Definition: A current asset, also called a short-term asset, is a resource expected to be used to benefit a company within a year or the current accounting period. Hence, these resources are short-term in nature and will be sold, collected, or used up in a 12-month period.
What Does Current Asset Mean?
The most common current assets are cash, accounts receivable, inventory, and prepaid expenses. These are all resources that a company can use in the current period to purchase new assets, pay debts and expenses, or convert into cash.
Example
The first three items in this list are pretty obvious, but prepaid expenses can a little difficult to understand at first. These items consist of expenses that have already been paid. In a sense, it’s a receivable for services. For example, prepaid rent is a current asset. This is rent that was paid for but not used yet. When a tenant pays the landlord a month’s rent in advance, the landlord owes the tenant a month’s worth of rent. This is a resource is an asset and the tenant records it like a receivable in this sense.

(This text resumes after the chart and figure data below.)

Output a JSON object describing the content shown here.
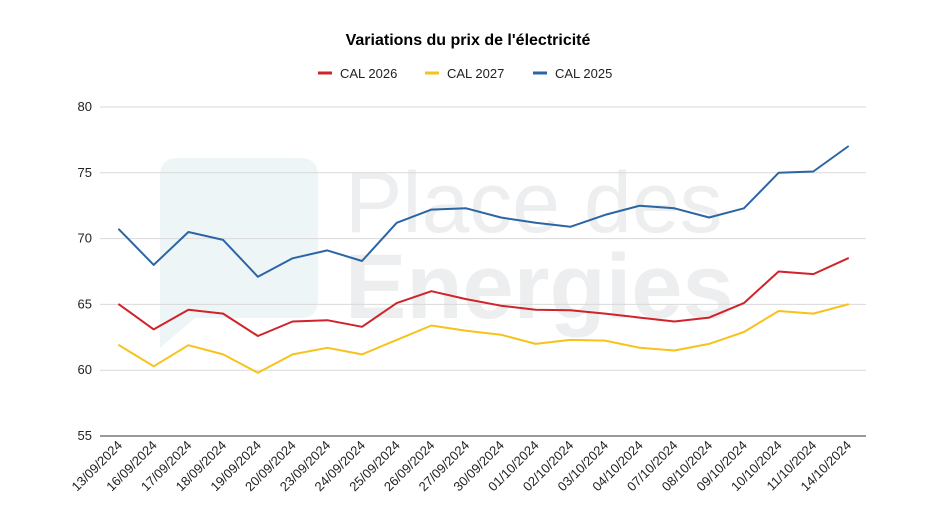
{
  "chart_data": {
    "type": "line",
    "title": "Variations du prix de l'électricité",
    "xlabel": "",
    "ylabel": "",
    "ylim": [
      55,
      80
    ],
    "yticks": [
      55,
      60,
      65,
      70,
      75,
      80
    ],
    "grid": true,
    "legend_position": "top",
    "categories": [
      "13/09/2024",
      "16/09/2024",
      "17/09/2024",
      "18/09/2024",
      "19/09/2024",
      "20/09/2024",
      "23/09/2024",
      "24/09/2024",
      "25/09/2024",
      "26/09/2024",
      "27/09/2024",
      "30/09/2024",
      "01/10/2024",
      "02/10/2024",
      "03/10/2024",
      "04/10/2024",
      "07/10/2024",
      "08/10/2024",
      "09/10/2024",
      "10/10/2024",
      "11/10/2024",
      "14/10/2024"
    ],
    "series": [
      {
        "name": "CAL 2026",
        "color": "#d0232a",
        "values": [
          65.0,
          63.1,
          64.6,
          64.3,
          62.6,
          63.7,
          63.8,
          63.3,
          65.1,
          66.0,
          65.4,
          64.9,
          64.6,
          64.55,
          64.3,
          64.0,
          63.7,
          64.0,
          65.1,
          67.5,
          67.3,
          68.5
        ]
      },
      {
        "name": "CAL 2027",
        "color": "#f7c21b",
        "values": [
          61.9,
          60.3,
          61.9,
          61.2,
          59.8,
          61.2,
          61.7,
          61.2,
          62.3,
          63.4,
          63.0,
          62.7,
          62.0,
          62.3,
          62.25,
          61.7,
          61.5,
          62.0,
          62.9,
          64.5,
          64.3,
          65.0
        ]
      },
      {
        "name": "CAL 2025",
        "color": "#2c65a3",
        "values": [
          70.7,
          68.0,
          70.5,
          69.9,
          67.1,
          68.5,
          69.1,
          68.3,
          71.2,
          72.2,
          72.3,
          71.6,
          71.2,
          70.9,
          71.8,
          72.5,
          72.3,
          71.6,
          72.3,
          75.0,
          75.1,
          77.0
        ]
      }
    ]
  },
  "watermark": {
    "line1": "Place des",
    "line2": "Energies"
  }
}
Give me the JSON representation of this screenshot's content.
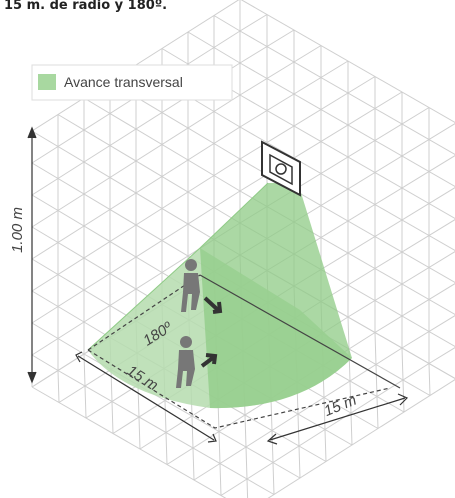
{
  "caption": "15 m. de radio y 180º.",
  "legend": {
    "label": "Avance transversal"
  },
  "labels": {
    "height": "1.00 m",
    "angle": "180º",
    "width": "15 m",
    "depth": "15 m"
  }
}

One characteristic that all short-term assets have is that they are fairly liquid. Cash being the most liquid of all assets is readily tradable for other resources. Other current assets, like accounts receivable and inventory, are readily converted into cash and can be used to pay for operational expenses. These resources are extremely liquid compared with long-term assets like building and vehicles. It’s much easier for a company to convert inventory into cash compared with a building.
Since the balance sheet reports assets in order of liquidity, current assets are reported on the first section followed by a separate section for the noncurrent assets. The separation of current and noncurrent assets allows external users to analyze the liquidity of the company as well as how efficiently it uses its resources.